Too many American plastics manufacturers spend money on molds and the subsequent repairs (tooling and labor) without tracking and analyzing mold performance and repair issues, which often leads to cloning old problems into new molds. Then when the company CEO calls an emergency meeting to announce that the business is going elsewhere or the plant is being shut down to “save costs” we wonder what happened. Which costs? Whose costs? What products?
Without a photographic memory, we must track to improve. How to track is another article. For now let’s get right to the pay-off. Let’s look at mold performance and maintenance issues through a few simple reports versus a mind probe or shop poll.
Find the Bad Apple
This article will show how specific reports/charts can guide the user to molds that are quietly eating away company profits. Using the actual database of a plastics molding company, let’s first examine Chart 1 that was used to quickly tell us which molds run the most (top 10) and their repair costs divided into production hours to get a CPH (costs per hour). Maintenance costs must be divided into cycles or run time hours to set an accurate baseline in which to reference. Total costs won’t tell you much by themselves. They have to be related to mold or part /production defects.
Chart 1 shows the top 10 running molds sorted first by Run Time then by CPH (cost per hour). This shows how much it costs (total of labor and tooling) to maintain the top 20 runners per production hour. The molds highlighted in red run the same part from identical molds built by the same company and only one year apart. But for some reason the maintenance costs of the 6870 far exceeds (by $58,442.00) the costs to run the 6816 even though the run time column shows only a 32-day difference. What is going on here? Why is this newer mold using much more tooling compared to its older sister?
Also notice the (green) 6136 valve screw “B” costs about two dollars per hour less (or $13,052.00) to run than its twin sister the 5895 Valve screw “A” even though “B” ran 277 days longer! So right off the bat, two big flags appear that warrant these molds’ histories being further reviewed by examining and comparing their defects and subsequent corrective actions to see where the dollar difference is.
It is logical to expect that if the molds were built by the same vendor at the same time, the molds should perform the same within consistent process parameters and standardized maintenance practices. Any variation in these three criteria, then it could be a whole new ball game concerning performance and maintenance characteristics. Imagine, then, if a call came through requiring a couple more molds just like these be built, one could create a brand new money-guzzling-lemon if this data is ignored.

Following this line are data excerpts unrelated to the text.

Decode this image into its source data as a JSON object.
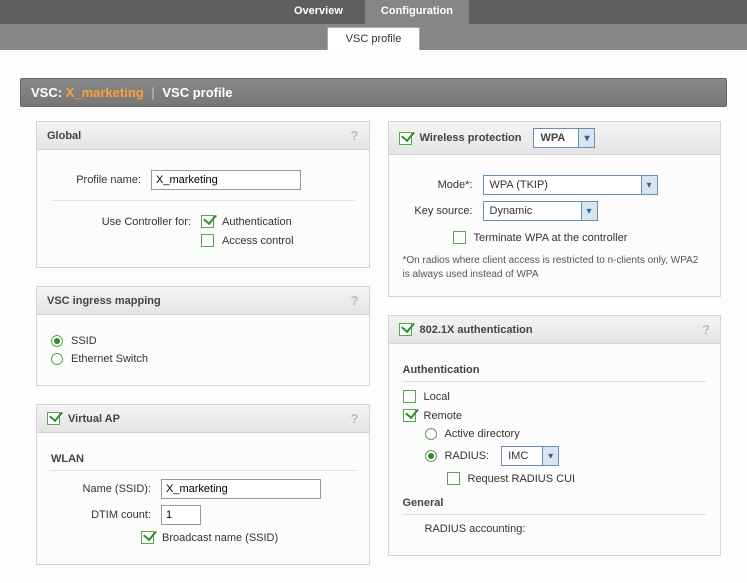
{
  "topTabs": {
    "overview": "Overview",
    "configuration": "Configuration"
  },
  "subTab": "VSC profile",
  "titleBar": {
    "prefix": "VSC:",
    "name": "X_marketing",
    "suffix": "VSC profile"
  },
  "global": {
    "header": "Global",
    "profileNameLabel": "Profile name:",
    "profileName": "X_marketing",
    "useControllerLabel": "Use Controller for:",
    "authLabel": "Authentication",
    "accessLabel": "Access control"
  },
  "ingress": {
    "header": "VSC ingress mapping",
    "ssid": "SSID",
    "eth": "Ethernet Switch"
  },
  "vap": {
    "header": "Virtual AP",
    "wlan": "WLAN",
    "nameLabel": "Name (SSID):",
    "nameValue": "X_marketing",
    "dtimLabel": "DTIM count:",
    "dtimValue": "1",
    "broadcast": "Broadcast name (SSID)"
  },
  "wprot": {
    "header": "Wireless protection",
    "headerSel": "WPA",
    "modeLabel": "Mode*:",
    "modeValue": "WPA (TKIP)",
    "keyLabel": "Key source:",
    "keyValue": "Dynamic",
    "terminate": "Terminate WPA at the controller",
    "footnote": "*On radios where client access is restricted to n-clients only, WPA2 is always used instead of WPA"
  },
  "dot1x": {
    "header": "802.1X authentication",
    "authSection": "Authentication",
    "local": "Local",
    "remote": "Remote",
    "ad": "Active directory",
    "radius": "RADIUS:",
    "radiusValue": "IMC",
    "reqCui": "Request RADIUS CUI",
    "generalSection": "General",
    "radiusAcct": "RADIUS accounting:"
  },
  "help": "?"
}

This report also raises a few interesting questions about the three identical molds highlighted in blue, even though they are the most efficient running molds in the top 10. The molds are again clones, but the 6147 used almost $6,000 worth of tooling, while the other two used hardly any. Of the three, 6147 also ran the fewest cycles. So again, what tooling was replaced and why was it replaced? Was the tooling worn out or broken? Is the same tooling requiring replacement? When was it replaced and who replaced it? Would anybody in a shop remember the details surrounding these molds through several production runs and repairs? Hardly. But if this type data is not analyzed it is just standard cloning practice to say “build it” to the vendor.

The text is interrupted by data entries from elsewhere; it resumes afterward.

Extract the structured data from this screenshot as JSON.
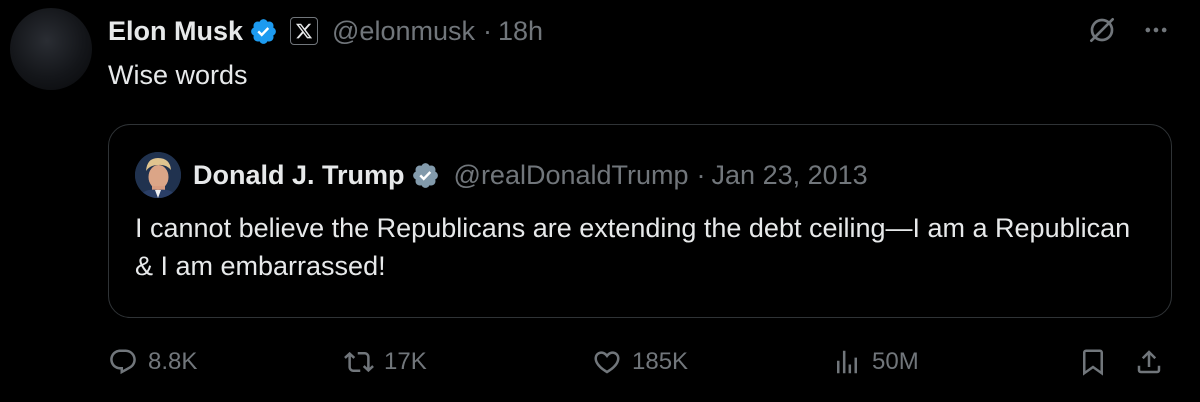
{
  "tweet": {
    "author_name": "Elon Musk",
    "handle": "@elonmusk",
    "time": "18h",
    "separator": "·",
    "text": "Wise words"
  },
  "quoted": {
    "author_name": "Donald J. Trump",
    "handle": "@realDonaldTrump",
    "date": "Jan 23, 2013",
    "separator": "·",
    "text": "I cannot believe the Republicans are extending the debt ceiling—I am a Republican & I am embarrassed!"
  },
  "actions": {
    "replies": "8.8K",
    "reposts": "17K",
    "likes": "185K",
    "views": "50M"
  },
  "colors": {
    "background": "#000000",
    "primary_text": "#e7e9ea",
    "secondary_text": "#71767b",
    "verified_badge": "#1d9bf0",
    "border": "#2f3336"
  },
  "icons": {
    "verified": "verified-badge-icon",
    "affiliate": "x-logo-icon",
    "grok": "grok-icon",
    "more": "more-icon",
    "reply": "reply-icon",
    "repost": "repost-icon",
    "like": "heart-icon",
    "views": "views-icon",
    "bookmark": "bookmark-icon",
    "share": "share-icon"
  }
}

For now we will drill into the most expensive (to run) mold of the top 10 and see what we can find out before these issues are built into another mold. Chart 2 shows a summary of the top defect for both molds—116 Long Gates. Let’s look at corrective action data for that defect.

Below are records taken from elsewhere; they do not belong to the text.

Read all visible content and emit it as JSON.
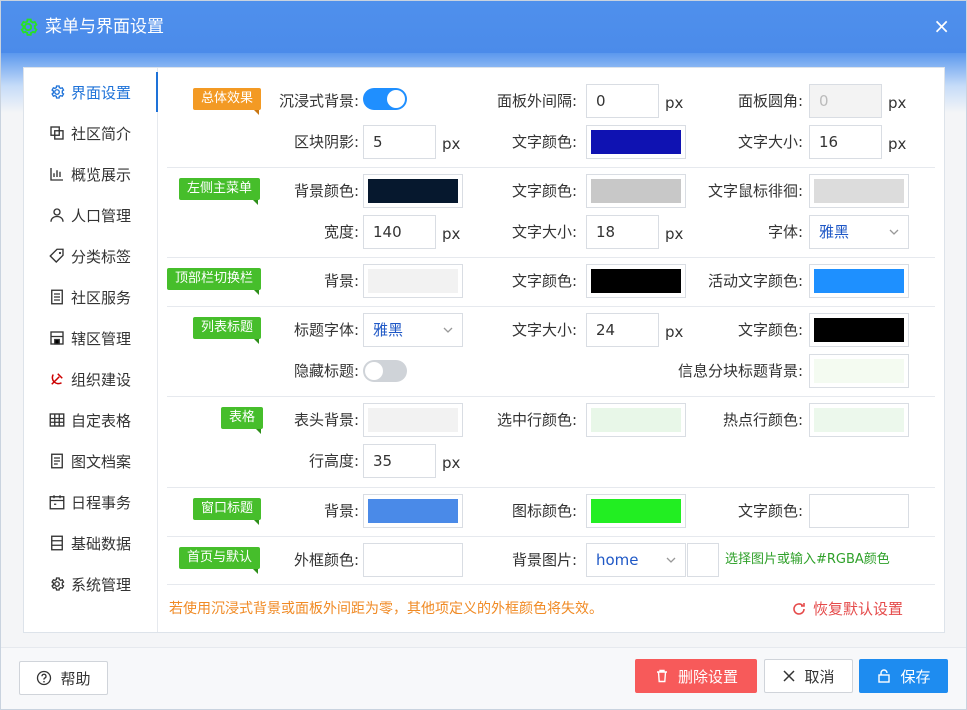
{
  "window": {
    "title": "菜单与界面设置",
    "close": "×"
  },
  "sidebar": {
    "items": [
      {
        "label": "界面设置",
        "icon": "gear-icon",
        "active": true
      },
      {
        "label": "社区简介",
        "icon": "copy-icon"
      },
      {
        "label": "概览展示",
        "icon": "bar-chart-icon"
      },
      {
        "label": "人口管理",
        "icon": "user-icon"
      },
      {
        "label": "分类标签",
        "icon": "tag-icon"
      },
      {
        "label": "社区服务",
        "icon": "building-icon"
      },
      {
        "label": "辖区管理",
        "icon": "store-icon"
      },
      {
        "label": "组织建设",
        "icon": "hammer-sickle-icon"
      },
      {
        "label": "自定表格",
        "icon": "table-icon"
      },
      {
        "label": "图文档案",
        "icon": "document-icon"
      },
      {
        "label": "日程事务",
        "icon": "calendar-icon"
      },
      {
        "label": "基础数据",
        "icon": "database-icon"
      },
      {
        "label": "系统管理",
        "icon": "gear-icon"
      }
    ]
  },
  "sections": {
    "overall": {
      "tag": "总体效果",
      "immersive_label": "沉浸式背景:",
      "immersive_on": true,
      "outer_gap_label": "面板外间隔:",
      "outer_gap_value": "0",
      "outer_gap_unit": "px",
      "radius_label": "面板圆角:",
      "radius_placeholder": "0",
      "radius_unit": "px",
      "shadow_label": "区块阴影:",
      "shadow_value": "5",
      "shadow_unit": "px",
      "text_color_label": "文字颜色:",
      "text_color": "#0f12b2",
      "font_size_label": "文字大小:",
      "font_size_value": "16",
      "font_size_unit": "px"
    },
    "left_menu": {
      "tag": "左侧主菜单",
      "bg_label": "背景颜色:",
      "bg_color": "#06182e",
      "text_color_label": "文字颜色:",
      "text_color": "#c8c8c8",
      "hover_label": "文字鼠标徘徊:",
      "hover_color": "#dcdcdc",
      "width_label": "宽度:",
      "width_value": "140",
      "width_unit": "px",
      "font_size_label": "文字大小:",
      "font_size_value": "18",
      "font_size_unit": "px",
      "font_label": "字体:",
      "font_value": "雅黑"
    },
    "top_bar": {
      "tag": "顶部栏切换栏",
      "bg_label": "背景:",
      "bg_color": "#f2f2f2",
      "text_color_label": "文字颜色:",
      "text_color": "#000000",
      "active_label": "活动文字颜色:",
      "active_color": "#1e90ff"
    },
    "list_title": {
      "tag": "列表标题",
      "font_label": "标题字体:",
      "font_value": "雅黑",
      "font_size_label": "文字大小:",
      "font_size_value": "24",
      "font_size_unit": "px",
      "text_color_label": "文字颜色:",
      "text_color": "#000000",
      "hide_label": "隐藏标题:",
      "hide_on": false,
      "info_bg_label": "信息分块标题背景:",
      "info_bg_color": "#f4fbf1"
    },
    "table": {
      "tag": "表格",
      "header_bg_label": "表头背景:",
      "header_bg_color": "#f2f2f2",
      "selected_label": "选中行颜色:",
      "selected_color": "#e8f7e8",
      "hot_label": "热点行颜色:",
      "hot_color": "#ecf8ec",
      "row_height_label": "行高度:",
      "row_height_value": "35",
      "row_height_unit": "px"
    },
    "window_title": {
      "tag": "窗口标题",
      "bg_label": "背景:",
      "bg_color": "#4a8ae8",
      "icon_color_label": "图标颜色:",
      "icon_color": "#22ee22",
      "text_color_label": "文字颜色:",
      "text_color": "#ffffff"
    },
    "home_default": {
      "tag": "首页与默认",
      "frame_label": "外框颜色:",
      "frame_color": "#ffffff",
      "bg_image_label": "背景图片:",
      "bg_image_value": "home",
      "hint": "选择图片或输入#RGBA颜色"
    }
  },
  "warning": "若使用沉浸式背景或面板外间距为零，其他项定义的外框颜色将失效。",
  "restore_label": "恢复默认设置",
  "footer": {
    "help": "帮助",
    "delete": "删除设置",
    "cancel": "取消",
    "save": "保存"
  }
}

Chart 3 displays what tooling was replaced to correct the long gate defect in both molds. The total cost of the tooling and associated labor is seen on the far right. $52,000.00 is quite a lot of money spent to correct only one defect. The next step was to sort and filter on corresponding criteria that surrounded the defects looking for patterns or trends—such as start times, start technician, press number, repair dates and repair technician. Also inspected were spare tooling (valve pin and gate inserts) components to verify design specifications from the vendor to validate interchangeability and stack dimensions between the two clear cup molds.
When nothing out of the ordinary was discovered in the shop, a call was placed to the hot runner manufacturer to discuss the problem.
The hot runner manufacturer had questions concerning the number of cycles the valve pins and gate inserts had on them, and if the long gates were coming from any particular locations within the 32 cavities. Here is where the conversation could have gone grey, but we were ready with even more data. Having accurate reports just a mouse-click away to show cycle counts, defect position, number and type of PMs given to the mold at specified frequencies, and then providing documentation to demonstrate that standardized procedures exist—and are followed—for removing, cleaning, inspecting, repairing and installing the tooling is indispensable.
This company was considering purchasing—or cloning—more of these molds using the exact same technology and design. Through accurate data collection, not only was a design issue (tapered shut-off valve pin to a thin land area at the gate) uncovered in the mold, but R.O.I. justification was established through correction action costs, allowing them to redesign/rebuild the old molds and improve upcoming clones. The ability to track and sort critical data allowed an accurate resolution and many repair dollars saved.
As maintenance awareness increases in companies looking to reduce costs, be sure to associate all costs with specific events or issues—such as cleanings and mold or part defects—to understand exactly the past problems and to aid in troubleshooting and establishing corrective action costs before you clone these problems into other molds.